With increasing development of science and technology, various electronic devices (or computers) such as notebook computers, desktop computers or network servers have become indispensable devices in daily lives of people. Generally, during the operation of the electronic device, the temperature of the electronic components of the electronic device gradually increases. The elevated temperature may result in damage of the electronic components. For solving these problems, the electronic device is usually equipped with a heat dissipating mechanism. In accordance with a conventional heat dissipating mechanism, a fan is used to produce airflow to cool the electronic component through convection, or a heat dissipating unit made of a special material is attached on the electronic component to reduce the temperature through thermal conduction. In addition, a water cooling mechanism is one of the effective and common heat dissipating mechanisms.
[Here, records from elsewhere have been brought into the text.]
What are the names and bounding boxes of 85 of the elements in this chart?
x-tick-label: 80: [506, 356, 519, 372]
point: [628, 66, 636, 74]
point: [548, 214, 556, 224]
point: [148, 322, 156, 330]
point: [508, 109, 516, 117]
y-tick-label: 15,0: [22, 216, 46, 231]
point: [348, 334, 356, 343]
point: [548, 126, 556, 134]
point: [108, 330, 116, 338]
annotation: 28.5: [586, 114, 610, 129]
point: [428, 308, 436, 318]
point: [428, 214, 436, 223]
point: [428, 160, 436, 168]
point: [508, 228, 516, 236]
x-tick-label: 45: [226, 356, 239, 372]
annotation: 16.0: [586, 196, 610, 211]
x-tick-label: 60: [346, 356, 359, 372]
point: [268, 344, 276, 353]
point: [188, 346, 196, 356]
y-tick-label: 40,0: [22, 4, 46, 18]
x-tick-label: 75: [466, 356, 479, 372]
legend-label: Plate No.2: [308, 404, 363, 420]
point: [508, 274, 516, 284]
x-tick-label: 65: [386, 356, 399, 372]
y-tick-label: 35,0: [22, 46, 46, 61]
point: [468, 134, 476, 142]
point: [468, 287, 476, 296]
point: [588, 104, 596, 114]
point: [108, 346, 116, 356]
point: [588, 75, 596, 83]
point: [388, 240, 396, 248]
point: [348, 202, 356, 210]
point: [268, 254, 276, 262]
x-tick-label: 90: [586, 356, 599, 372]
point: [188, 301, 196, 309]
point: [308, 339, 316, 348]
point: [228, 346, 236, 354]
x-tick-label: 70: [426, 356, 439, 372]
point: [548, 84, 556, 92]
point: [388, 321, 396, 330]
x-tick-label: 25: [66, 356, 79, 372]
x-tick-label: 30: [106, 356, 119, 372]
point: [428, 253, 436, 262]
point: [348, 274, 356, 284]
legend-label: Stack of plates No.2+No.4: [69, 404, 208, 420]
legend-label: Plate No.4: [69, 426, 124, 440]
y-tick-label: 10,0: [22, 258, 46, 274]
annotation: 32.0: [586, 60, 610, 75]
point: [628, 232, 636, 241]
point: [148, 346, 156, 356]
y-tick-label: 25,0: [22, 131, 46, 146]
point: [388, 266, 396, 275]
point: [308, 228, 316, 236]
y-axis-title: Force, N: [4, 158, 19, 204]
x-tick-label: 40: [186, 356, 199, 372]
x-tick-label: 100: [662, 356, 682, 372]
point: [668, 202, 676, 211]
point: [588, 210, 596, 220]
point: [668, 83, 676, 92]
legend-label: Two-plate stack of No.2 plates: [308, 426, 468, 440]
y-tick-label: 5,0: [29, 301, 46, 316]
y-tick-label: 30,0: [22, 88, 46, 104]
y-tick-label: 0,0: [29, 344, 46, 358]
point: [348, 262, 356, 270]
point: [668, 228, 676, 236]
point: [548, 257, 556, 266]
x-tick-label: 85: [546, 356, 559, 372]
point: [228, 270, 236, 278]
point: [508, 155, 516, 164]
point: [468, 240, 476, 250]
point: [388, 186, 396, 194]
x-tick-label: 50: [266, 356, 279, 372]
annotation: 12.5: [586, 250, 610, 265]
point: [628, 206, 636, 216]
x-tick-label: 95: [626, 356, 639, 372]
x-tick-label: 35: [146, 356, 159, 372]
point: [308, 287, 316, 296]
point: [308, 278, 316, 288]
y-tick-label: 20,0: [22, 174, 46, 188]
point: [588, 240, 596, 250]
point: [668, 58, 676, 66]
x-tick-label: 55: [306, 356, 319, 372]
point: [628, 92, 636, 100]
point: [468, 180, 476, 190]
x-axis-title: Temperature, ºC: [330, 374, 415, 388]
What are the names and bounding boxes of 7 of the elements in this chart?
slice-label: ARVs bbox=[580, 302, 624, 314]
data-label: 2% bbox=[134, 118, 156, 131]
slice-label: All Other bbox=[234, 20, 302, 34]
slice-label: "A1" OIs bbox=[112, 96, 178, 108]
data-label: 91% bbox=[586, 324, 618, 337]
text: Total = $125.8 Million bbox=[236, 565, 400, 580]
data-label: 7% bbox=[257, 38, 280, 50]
The operating principles of the water cooling mechanism will be described as follows. Generally, the water cooling mechanism uses liquid (e.g., water or coolant) as the cooling medium, and uses a continuously-running pump to move the liquid within an applied system along a circulating loop. The liquid flows along sealed pipes. The pipes are distributed to the surfaces of the electronic components (e.g., the central processing unit). When the liquid with the lower temperature flows through the electronic component with the higher temperature, the liquid absorbs the heat from the electronic component to decrease the temperature of the electronic component. Then, through heat exchange, the heat is released from the pipes to the surroundings or another heat dissipating mechanism. Consequently, the temperature of the liquid is decreased. Then, the liquid flows back to the system and flows along the circulating loop to remove the heat.
However, the inner space of the electronic device or the computer is limited, and the water cooling mechanism needs pipes for inputting and outputting the fluid. Moreover, since the pipes are usually crooked, the fluid resistance is increased and it is difficult to move the fluid. Therefore, the way of designing the paths of the pipes is important to the water cooling technology.
For effectively utilizing the heat dissipating efficacy of each circulating loop, the pipes of the water cooling mechanism in the system are designed to be simultaneously in contact with plural heat sources (i.e., the electronic components). FIG. 1 is a schematic top view illustrating the architecture of a conventional water cooling mechanism. The water cooling mechanism 100 comprises four water-cooling heads 11, 12, 13 and 14. The inner spaces of the four water-cooling heads 11, 12, 13 and 14 have respective chambers and respective pipes (which are usually made of copper or aluminum) corresponding to the electronic components 15, 16, 17 and 18 so as to remove the heat from the electronic components. The areas of the water-cooling heads 11, 12, 13 and 14 are correlated with the sizes of the electronic components 15, 16, 17 and 18, respectively. Moreover, the electronic components 15, 16, 17 and 18 are in contact with the bottom surfaces of the corresponding electronic components 15, 16, 17 and 18.
As shown in FIG. 1, a liquid flows along a direction indicated by an arrow. The four water-cooling heads 11, 12, 13 and 14 of the water cooling mechanism 100 are connected with each other in series. After the liquid is inputted into the first water-cooling head 11 and outputted from the first water-cooling head 11 by a pump 10, the liquid is inputted into the second water-cooling head 12. The rest may be deduced by analogy. At the time when the liquid is inputted into the first water-cooling head 11, the temperature of the liquid is lower. Consequently, the heat dissipating efficacy is good. However, the heat absorbed and carried by the first water-cooling head 11 cannot be released immediately. That is, the heat is transferred to the second water-cooling head 12, and even transferred to the third water-cooling head 13 and the fourth water-cooling head 14.
In other words, the water-cooling head in the latest stage of the connecting sequence accumulates the greatest amount of heat. That is, the heat dissipating efficacy is the worst. For example, if the heat absorption capability of each water-cooling head as shown in FIG. 1 is 4 degrees Celsius and the three water-cooling heads 11, 12 and 13 simultaneously absorb the heat, the elevated temperature of the latest water-cooling head 14 in serial connection is 16 degrees Celsius according to a simple linear calculation. Under this circumstance, the electronic component is overheated or damaged. As the number of the water-cooling heads that are serially connected with the pipes increases, the amount of the accumulated heat is largely increased.
Therefore, there is a need of providing an improved water-cooling heat dissipating system in order to overcome the drawbacks of the conventional technologies.